Ozeanrudern Atlantiküberquerung

Ihr Zuhause für 100 Tage. Mit der Santa Maria wollen Barbara Schwarzmann und Anton Weikmann über den Atlantk rudern.

(Foto: Manfred Neubauer)

Barbara Schwarzmann aus Sachsenkam bei Bad Tölz will mit einem Ruderboot den Atlantik überqueren. 3000 Seemeilen zwischen dem marokkanischen Agadir und der Antillen-Insel Barbados. 100 Tage nur von Wasser umgeben, Wind und Wetter ausgesetzt. Tag und Nacht immer dasselbe: rudern.

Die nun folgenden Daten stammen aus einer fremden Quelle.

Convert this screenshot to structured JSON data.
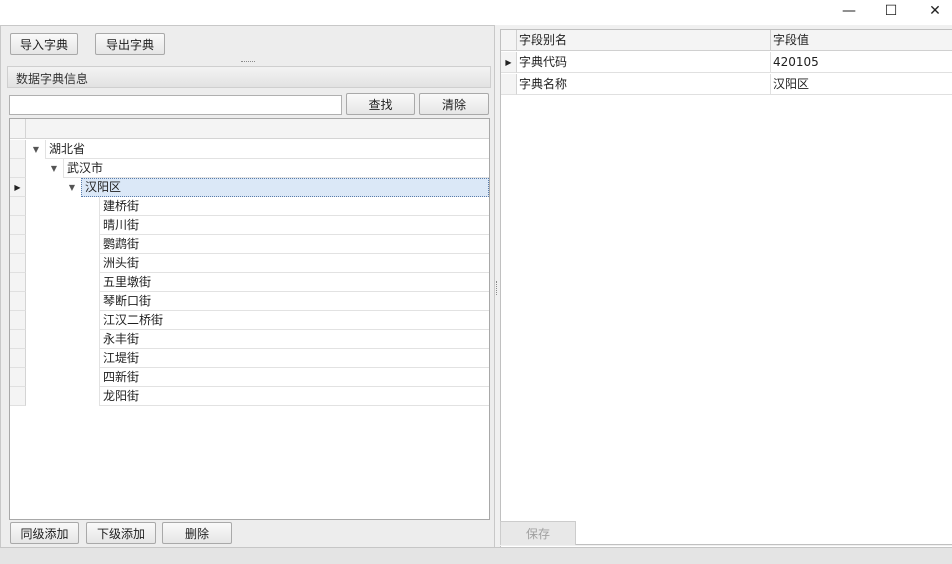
{
  "window": {
    "controls": {
      "minimize": "—",
      "maximize": "☐",
      "close": "✕"
    }
  },
  "toolbar": {
    "import_label": "导入字典",
    "export_label": "导出字典"
  },
  "dictionary_panel": {
    "title": "数据字典信息",
    "search": {
      "value": "",
      "placeholder": ""
    },
    "find_label": "查找",
    "clear_label": "清除"
  },
  "tree": {
    "rows": [
      {
        "label": "湖北省",
        "level": 0,
        "expanded": true,
        "selected": false
      },
      {
        "label": "武汉市",
        "level": 1,
        "expanded": true,
        "selected": false
      },
      {
        "label": "汉阳区",
        "level": 2,
        "expanded": true,
        "selected": true
      },
      {
        "label": "建桥街",
        "level": 3,
        "expanded": false,
        "selected": false
      },
      {
        "label": "晴川街",
        "level": 3,
        "expanded": false,
        "selected": false
      },
      {
        "label": "鹦鹉街",
        "level": 3,
        "expanded": false,
        "selected": false
      },
      {
        "label": "洲头街",
        "level": 3,
        "expanded": false,
        "selected": false
      },
      {
        "label": "五里墩街",
        "level": 3,
        "expanded": false,
        "selected": false
      },
      {
        "label": "琴断口街",
        "level": 3,
        "expanded": false,
        "selected": false
      },
      {
        "label": "江汉二桥街",
        "level": 3,
        "expanded": false,
        "selected": false
      },
      {
        "label": "永丰街",
        "level": 3,
        "expanded": false,
        "selected": false
      },
      {
        "label": "江堤街",
        "level": 3,
        "expanded": false,
        "selected": false
      },
      {
        "label": "四新街",
        "level": 3,
        "expanded": false,
        "selected": false
      },
      {
        "label": "龙阳街",
        "level": 3,
        "expanded": false,
        "selected": false
      }
    ]
  },
  "bottom_actions": {
    "add_sibling_label": "同级添加",
    "add_child_label": "下级添加",
    "delete_label": "删除"
  },
  "property_grid": {
    "columns": [
      "字段别名",
      "字段值"
    ],
    "rows": [
      {
        "alias": "字典代码",
        "value": "420105",
        "current": true
      },
      {
        "alias": "字典名称",
        "value": "汉阳区",
        "current": false
      }
    ]
  },
  "save_label": "保存"
}
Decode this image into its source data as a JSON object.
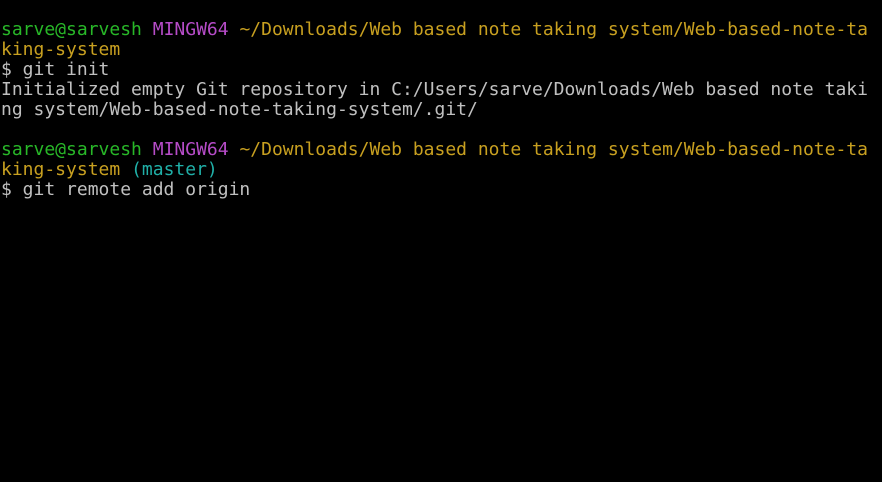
{
  "terminal": {
    "lines": [
      {
        "user": "sarve@sarvesh",
        "host": "MINGW64",
        "path": "~/Downloads/Web based note taking system/Web-based-note-ta"
      },
      {
        "path": "king-system"
      },
      {
        "text": "$ git init"
      },
      {
        "text": "Initialized empty Git repository in C:/Users/sarve/Downloads/Web based note taki"
      },
      {
        "text": "ng system/Web-based-note-taking-system/.git/"
      },
      {
        "text": ""
      },
      {
        "user": "sarve@sarvesh",
        "host": "MINGW64",
        "path": "~/Downloads/Web based note taking system/Web-based-note-ta"
      },
      {
        "path": "king-system",
        "branch": "(master)"
      },
      {
        "text": "$ git remote add origin"
      }
    ]
  },
  "colors": {
    "background": "#000000",
    "user": "#28b828",
    "host": "#b64cc8",
    "path": "#c8a020",
    "branch": "#20b0a8",
    "text": "#c0c0c0"
  }
}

Die 46-Jährige will als erste Deutsche in die Geschichte der Ozeanruderei eingehen, die immer mehr Anhänger findet. Ursprünglich wollte sie das Wagnis ganz alleine auf sich nehmen, doch dann war ihr alter Freund Anton Weikmann von ihrer Idee so begeistert, dass er mitmachte. Alleine hätte er die Expedition nicht gewagt. Zu zweit ist er von dem Gelingen "zu 100 Prozent" überzeugt.

Barbara Schwarzmann hatte sowieso nie Zweifel. Und so wollen sich die beiden auch noch zum ersten deutschen gemischten Zweierteam unter den Ozeanruderern adeln lassen. Am späten Sonntagabend sind sie mit ihrem Schiff auf dem Anhänger losgefahren, Richtung Süden.

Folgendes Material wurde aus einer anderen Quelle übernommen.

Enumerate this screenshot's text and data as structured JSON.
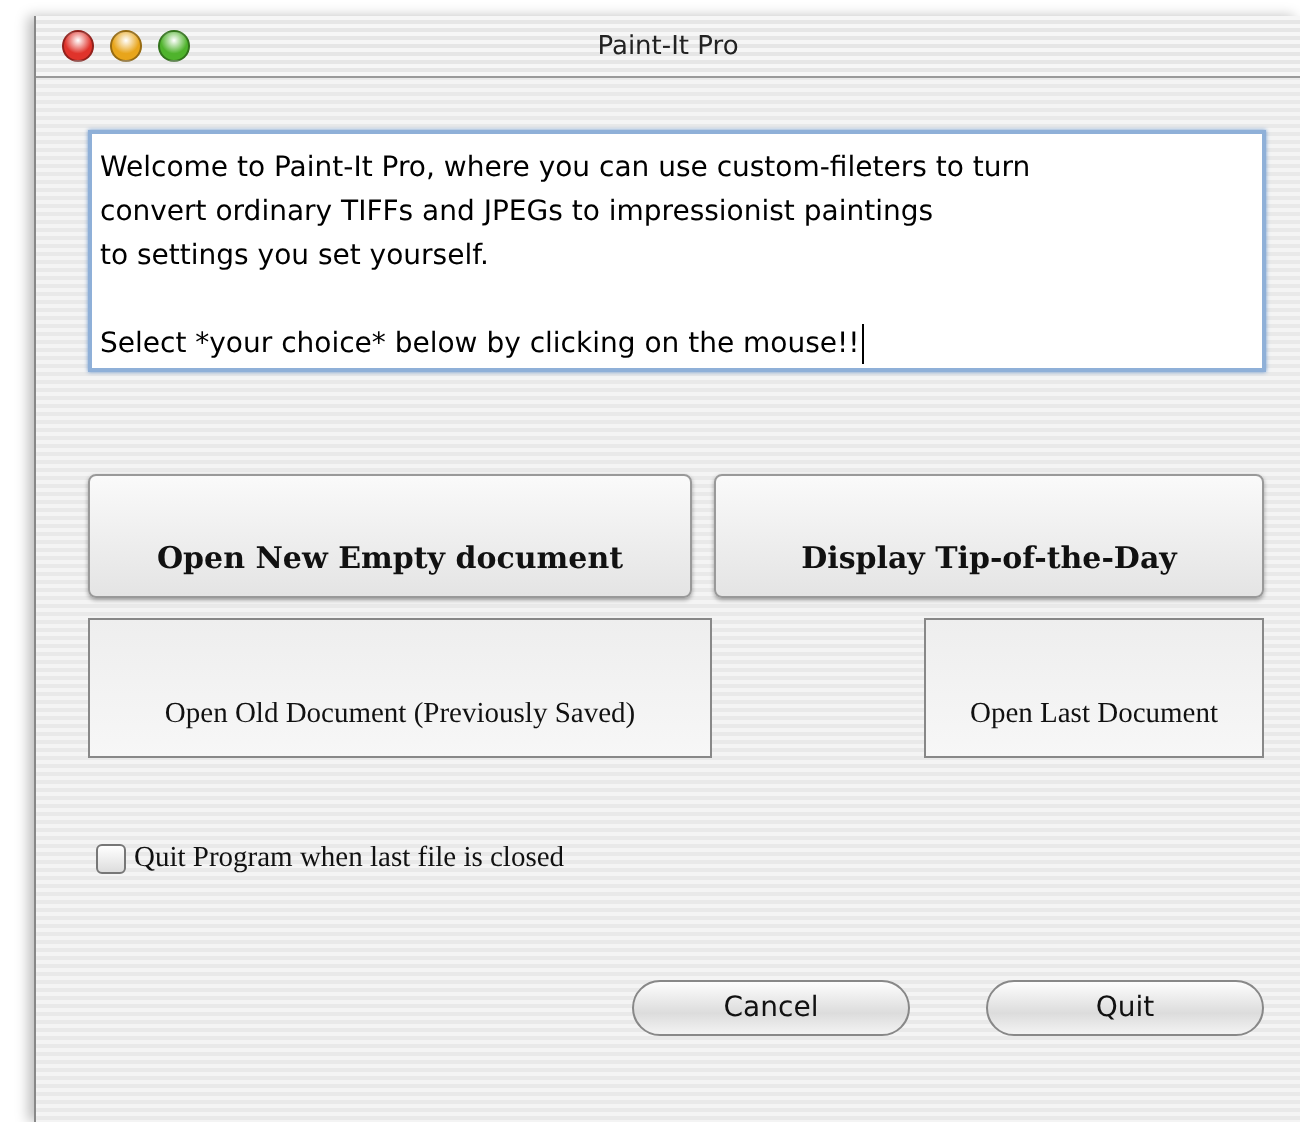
{
  "window": {
    "title": "Paint-It Pro"
  },
  "message": {
    "paragraphs": [
      [
        "Welcome to Paint-It Pro, where you can use custom-fileters to turn",
        "convert ordinary TIFFs and JPEGs to impressionist paintings",
        "to settings you set yourself."
      ],
      [
        "Select *your choice* below by clicking on the mouse!!"
      ]
    ],
    "caret": true
  },
  "action_buttons": [
    {
      "label": "Open New Empty document",
      "kind": "bevel"
    },
    {
      "label": "Display Tip-of-the-Day",
      "kind": "bevel"
    },
    {
      "label": "Open Old Document (Previously Saved)",
      "kind": "square"
    },
    {
      "label": "Open Last Document",
      "kind": "square"
    }
  ],
  "checkbox": {
    "label": "Quit Program when last file is closed",
    "checked": false
  },
  "buttons": [
    "Cancel",
    "Quit"
  ]
}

Barbara Schwarzmann ist eine zierliche Frau mit wildem, dunkelblondem Lockenkopf, zarten Händen und leiser, ruhiger Stimme. Fast scheu wirkt sie, wenn sie von ihrem großen Vorhaben erzählt. "Ich würde mir die Reise nie zutrauen, wenn ich nicht andere sportliche Events gemacht hätte, aus denen ich gelernt habe", sagt sie.

Langsam hat sie sich herangetastet an diese Dimension des Abenteuers. Von ihren ersten Fahrradexpeditionen durch Skandinavien und Australien über einen 230 Kilometer langen Wüsten-Etappenlauf in Marokko, den "Marathon des Sables", bis zur Winterdurchquerung der norwegischen Hochebene Hardangervidda mit Skiern und Schlitten.

Sie ruderte im Kanu 450 Kilometer durch Kanadas Wildnis und ging in acht Tagen zu Fuß über die Alpen von München nach Belluno. Bisheriger Höhepunkt aber war der "Iditarod Invitational", ein 800-Meilen-Rennen zu Fuß quer durch den eisigen Winter Alaskas.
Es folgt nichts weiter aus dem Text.